Aside from shock at someone actually sneering outside of a comic book villain, I was surprised that someone took umbrage.  We've played out front for years.  The kids are relatively good about not getting in people's way.  As is always the case, I didn't think of a truly witty response until well after the opportunity had passed, so I will now present my argument here on why the front porch is to be preferred to the backyard.

To be fair, what first started me thinking about this was a speech in JMS's comic series Rising Stars in which a superhero pleads with the nation to reclaim their front porches, to get to know their neighbours, to become fixtures of the neighbourhood once again.

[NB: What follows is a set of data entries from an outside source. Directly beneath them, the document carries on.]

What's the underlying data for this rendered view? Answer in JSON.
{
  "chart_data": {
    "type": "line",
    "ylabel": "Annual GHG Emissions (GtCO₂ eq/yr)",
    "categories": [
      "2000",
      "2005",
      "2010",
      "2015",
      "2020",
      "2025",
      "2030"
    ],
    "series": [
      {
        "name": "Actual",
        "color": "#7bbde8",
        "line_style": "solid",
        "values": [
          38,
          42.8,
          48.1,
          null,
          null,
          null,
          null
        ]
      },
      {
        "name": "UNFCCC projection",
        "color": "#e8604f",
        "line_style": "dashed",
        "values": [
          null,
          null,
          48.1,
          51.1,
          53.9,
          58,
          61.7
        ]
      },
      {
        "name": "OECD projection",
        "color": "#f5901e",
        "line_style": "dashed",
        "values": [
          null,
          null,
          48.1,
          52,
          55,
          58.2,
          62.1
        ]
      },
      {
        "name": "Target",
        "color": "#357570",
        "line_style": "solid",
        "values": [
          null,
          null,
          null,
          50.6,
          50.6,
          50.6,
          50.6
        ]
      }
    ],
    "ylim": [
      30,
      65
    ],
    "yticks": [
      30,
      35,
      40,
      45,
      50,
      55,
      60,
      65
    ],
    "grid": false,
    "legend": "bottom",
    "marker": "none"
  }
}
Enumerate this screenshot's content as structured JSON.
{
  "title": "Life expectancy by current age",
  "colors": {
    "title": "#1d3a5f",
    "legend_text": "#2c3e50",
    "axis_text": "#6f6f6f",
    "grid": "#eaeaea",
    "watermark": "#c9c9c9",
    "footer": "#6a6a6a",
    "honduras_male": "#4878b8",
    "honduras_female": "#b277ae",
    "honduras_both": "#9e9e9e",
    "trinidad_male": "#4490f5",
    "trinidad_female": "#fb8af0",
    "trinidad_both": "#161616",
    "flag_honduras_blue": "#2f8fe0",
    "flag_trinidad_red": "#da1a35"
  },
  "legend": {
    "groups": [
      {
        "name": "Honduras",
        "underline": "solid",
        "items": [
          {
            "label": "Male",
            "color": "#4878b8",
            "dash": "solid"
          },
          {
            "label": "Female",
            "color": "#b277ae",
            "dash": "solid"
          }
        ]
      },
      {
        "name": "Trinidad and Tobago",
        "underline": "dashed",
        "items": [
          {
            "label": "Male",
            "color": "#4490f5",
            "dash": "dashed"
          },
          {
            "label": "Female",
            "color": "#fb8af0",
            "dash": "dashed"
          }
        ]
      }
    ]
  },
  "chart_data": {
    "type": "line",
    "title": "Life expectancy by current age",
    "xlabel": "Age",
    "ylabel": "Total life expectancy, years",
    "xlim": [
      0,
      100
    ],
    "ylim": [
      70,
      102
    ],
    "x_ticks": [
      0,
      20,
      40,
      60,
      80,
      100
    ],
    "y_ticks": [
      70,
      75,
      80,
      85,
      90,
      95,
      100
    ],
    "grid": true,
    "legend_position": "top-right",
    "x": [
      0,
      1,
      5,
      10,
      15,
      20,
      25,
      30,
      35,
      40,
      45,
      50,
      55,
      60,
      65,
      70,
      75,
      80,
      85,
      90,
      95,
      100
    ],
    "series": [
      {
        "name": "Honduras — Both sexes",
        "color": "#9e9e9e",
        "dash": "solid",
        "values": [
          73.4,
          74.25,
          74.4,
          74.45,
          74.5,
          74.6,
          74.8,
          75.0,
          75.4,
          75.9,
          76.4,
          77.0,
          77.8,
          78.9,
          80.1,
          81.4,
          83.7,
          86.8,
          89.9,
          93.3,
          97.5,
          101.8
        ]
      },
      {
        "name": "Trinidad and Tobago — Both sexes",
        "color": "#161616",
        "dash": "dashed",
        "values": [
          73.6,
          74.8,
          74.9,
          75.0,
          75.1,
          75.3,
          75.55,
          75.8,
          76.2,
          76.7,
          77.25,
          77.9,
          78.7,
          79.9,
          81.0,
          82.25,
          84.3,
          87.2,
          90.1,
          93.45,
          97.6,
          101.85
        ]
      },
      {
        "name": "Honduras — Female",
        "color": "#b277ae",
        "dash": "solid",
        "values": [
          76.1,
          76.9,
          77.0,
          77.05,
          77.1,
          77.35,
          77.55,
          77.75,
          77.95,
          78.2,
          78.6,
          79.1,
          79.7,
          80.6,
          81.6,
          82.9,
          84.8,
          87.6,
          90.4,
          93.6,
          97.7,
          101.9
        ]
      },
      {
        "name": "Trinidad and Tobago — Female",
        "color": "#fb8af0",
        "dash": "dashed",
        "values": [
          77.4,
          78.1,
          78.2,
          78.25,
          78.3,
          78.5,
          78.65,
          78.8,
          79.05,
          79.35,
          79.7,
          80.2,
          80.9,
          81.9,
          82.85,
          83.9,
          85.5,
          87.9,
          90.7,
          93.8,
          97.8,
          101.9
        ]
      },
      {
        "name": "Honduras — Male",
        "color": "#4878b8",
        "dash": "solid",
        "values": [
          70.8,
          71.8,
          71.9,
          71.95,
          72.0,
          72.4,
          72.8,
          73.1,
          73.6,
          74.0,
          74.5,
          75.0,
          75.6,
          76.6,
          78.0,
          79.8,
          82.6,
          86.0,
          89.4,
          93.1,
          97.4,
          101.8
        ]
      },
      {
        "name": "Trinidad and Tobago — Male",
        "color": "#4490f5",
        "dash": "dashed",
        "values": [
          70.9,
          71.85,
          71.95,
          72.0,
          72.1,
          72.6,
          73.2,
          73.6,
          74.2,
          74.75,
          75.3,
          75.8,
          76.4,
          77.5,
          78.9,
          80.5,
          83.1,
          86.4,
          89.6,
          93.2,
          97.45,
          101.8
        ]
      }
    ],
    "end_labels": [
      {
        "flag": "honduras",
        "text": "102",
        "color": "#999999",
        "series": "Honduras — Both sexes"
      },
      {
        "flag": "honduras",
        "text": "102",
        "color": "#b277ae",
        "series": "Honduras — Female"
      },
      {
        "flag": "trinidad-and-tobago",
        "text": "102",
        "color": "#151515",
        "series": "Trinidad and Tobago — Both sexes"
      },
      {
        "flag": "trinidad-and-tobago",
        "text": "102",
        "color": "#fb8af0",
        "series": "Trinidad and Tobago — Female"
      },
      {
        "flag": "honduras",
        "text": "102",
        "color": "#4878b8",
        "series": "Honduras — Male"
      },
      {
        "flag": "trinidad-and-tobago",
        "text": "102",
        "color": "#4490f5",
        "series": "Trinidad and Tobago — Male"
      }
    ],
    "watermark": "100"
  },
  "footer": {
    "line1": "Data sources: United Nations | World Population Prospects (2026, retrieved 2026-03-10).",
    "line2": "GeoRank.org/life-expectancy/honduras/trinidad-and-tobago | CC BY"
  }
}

Sitting up front does let us be a part of the neighbourhood.  Since we started, I know who lives around us much better than I did before we had children.  I know that the guy three doors down is very protective about his car and thus have trained Alex and Nathan not to go anywhere near it.  I recognize the children in the houses around us because I see them walking home from school.  I even figured out when a neighbour had a houseguest because I saw someone going into the house and knew it wasn't the regular person who lived there.

I can be pretty confident now that I can pick out someone who isn't usually in the neighbourhood, letting me keep an eye on any suspicious situations.  I know which neighbours are likely to have problems with the boys and can make sure my kids don't make themselves targets.

Even better, a large number of people in the neighbourhood know Alex and Nathan and thus aren't likely to freak out if one of the boys tries to play in their backyard or tries to dash inside their house with other kids (incidents which have actually happened).  If the boys wander off, I have a better chance of someone recognizing them and realizing they shouldn't be out alone.

The backyard is a place to be invisible and private and thus has it's own advantages.  But I think we've grown a little too accustomed to the illusion of privacy and isolation.  We're starting to have the expectation of privacy in public areas, which is ridiculous.

So I'm going to stick with my front porch. 

Heck, maybe I'll even switch out my lawn chair for a swing.